While Chris Cuomo worried out loud on Friday about The New York Times questioning an excessive focus on the religion inspiring ISIS when they resort to rape, the same concern about stereotypes didn’t come up pseudo-Catholic Cuomo for the Catholic-bashing front of The Washington Post. In “Pope urged to address clergy sex abuse in visit,” religion correspondent Michelle Boorstein repeats the never-ending stream of allegations that the Vatican has never done enough to appease critics and accusers and their trial lawyers on commission.
It’s quite a contrast with the Post’s Weekend section, where film critic Ann Hornaday is praising the new movie Diary of a Teenage Girl (four stars out of four stars!), where a 15-year-old girl is seduced by a 35-year-old “man-child” who’s dating her mother. Online the headline called it "funny, forthright, and daringly frank." Since there’s no organized global religion involved, the child abuser “isn’t so much the villain of this piece as one more misguided seeker whom [filmmaker Marielle] Heller treats with more amused compassion than disdain.”
Hornaday doesn’t suggest this plotline of statutory rape is a good idea – it’s “understandable, if woefully ill-advised” – she finds the film’s moral landscape so bleak that “his interest in [the 15-year-old] Minnie begins to feel almost reassuring in comparison.” It’s all just a “chapter of her sentimental education.”
Boorstein’s article on allegations of clergy sex abuse are, as usual, centered on an activist who claims he was abused by a priest from 1969 to 1976, and his “activism toward [against] the church.” John Salveson founded a group called the Foundation to Abolish Child Sex Abuse, which favors the complete elimination of any statute of limitations on abuse lawsuits.
(By the way, in 2013, Salveson was elected Vice Chair of the Board of Directors of Philadelphia’s NPR powerhouse WHYY, which might raise questions inside the liberal PBS/NPR sandbox if he were an “Islamophobe” instead of someone who written about “my unlimited anger against the Catholic Church and all it stood for.”)
Salveson claims that Father Robert Huneke first performed oral sex on him when he was age 13 in 1969. Boorstein added “Huneke eventually followed Salveson to college to pursue his own academic work, and the relationship continued until Salveson was 20 and broke things off with the priest.”
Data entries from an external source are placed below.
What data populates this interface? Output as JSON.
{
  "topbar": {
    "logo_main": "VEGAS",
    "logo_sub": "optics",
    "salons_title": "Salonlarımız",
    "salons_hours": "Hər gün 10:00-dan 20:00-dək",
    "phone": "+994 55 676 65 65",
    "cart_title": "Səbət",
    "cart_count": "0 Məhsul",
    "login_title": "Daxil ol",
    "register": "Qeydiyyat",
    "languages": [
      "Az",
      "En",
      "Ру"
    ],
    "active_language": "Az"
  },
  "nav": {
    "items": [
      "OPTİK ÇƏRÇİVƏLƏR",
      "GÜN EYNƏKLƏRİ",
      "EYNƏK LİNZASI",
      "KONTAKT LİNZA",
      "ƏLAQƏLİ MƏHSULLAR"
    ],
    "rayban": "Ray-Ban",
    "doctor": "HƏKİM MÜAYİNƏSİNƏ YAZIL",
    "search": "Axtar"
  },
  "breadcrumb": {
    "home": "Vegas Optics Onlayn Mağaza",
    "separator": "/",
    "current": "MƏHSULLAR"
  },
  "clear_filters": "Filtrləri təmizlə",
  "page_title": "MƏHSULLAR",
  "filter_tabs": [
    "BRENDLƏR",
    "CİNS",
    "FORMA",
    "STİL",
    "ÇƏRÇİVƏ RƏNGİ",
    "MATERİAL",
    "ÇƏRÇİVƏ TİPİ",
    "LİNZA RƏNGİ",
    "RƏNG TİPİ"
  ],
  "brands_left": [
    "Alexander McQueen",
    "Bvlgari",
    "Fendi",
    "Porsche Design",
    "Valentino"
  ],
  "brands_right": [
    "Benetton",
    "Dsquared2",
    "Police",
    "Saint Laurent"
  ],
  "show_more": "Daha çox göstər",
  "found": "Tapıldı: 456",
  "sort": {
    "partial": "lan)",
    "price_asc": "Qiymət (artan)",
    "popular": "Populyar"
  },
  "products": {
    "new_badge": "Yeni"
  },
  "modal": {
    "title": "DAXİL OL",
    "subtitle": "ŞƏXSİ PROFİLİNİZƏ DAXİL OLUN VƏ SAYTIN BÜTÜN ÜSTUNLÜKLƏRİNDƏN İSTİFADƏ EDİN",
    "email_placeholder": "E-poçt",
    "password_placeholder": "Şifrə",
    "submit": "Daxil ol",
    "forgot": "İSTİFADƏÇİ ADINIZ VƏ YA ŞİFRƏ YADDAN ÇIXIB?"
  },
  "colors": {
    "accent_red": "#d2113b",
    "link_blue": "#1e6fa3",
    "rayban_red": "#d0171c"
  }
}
Clergy sex abuse is a crime and a dreadful mortal sin. But a seven-year “relationship” that lasts into the college years starts to cross the line into consent. Salveson wrote it this way for a Notre Dame magazine:
This was the start of seven years of sexual abuse, which included most any sexual activity between two males that you can imagine Through all of this, I took frequent trips with Father Huneke and often spent time in his room in the rectory. We drank a great deal of alcohol. This helped me cope, and I was kind of proud that I could tell the difference between Johnnie Walker Black Label Scotch and Johnnie Walker Red Label by age 15...
Then, he wrote, when he went to Notre Dame, the priest followed:
When he arrived, I tried to stop the sexual activity in the relationship. I would resist him and tell him I couldn't continue. He responded in one of the usual ways. One was the screaming, angry Father Bob, who told me how ungrateful I as for all he had done for me. The other was the tearful, pitiful Father Bob, who told me no one else loved him in the world but me. Both worked.
There were a few paragraphs in Boorstein's article for the child-abuse activists who have some praise for Pope Francis and his movements toward reform, but no space for the defenders of priests like Opus Bono Sacerdotii, who could talk about unjustly accused priests -- a category of people which to newspapers like the Post seem unimaginable.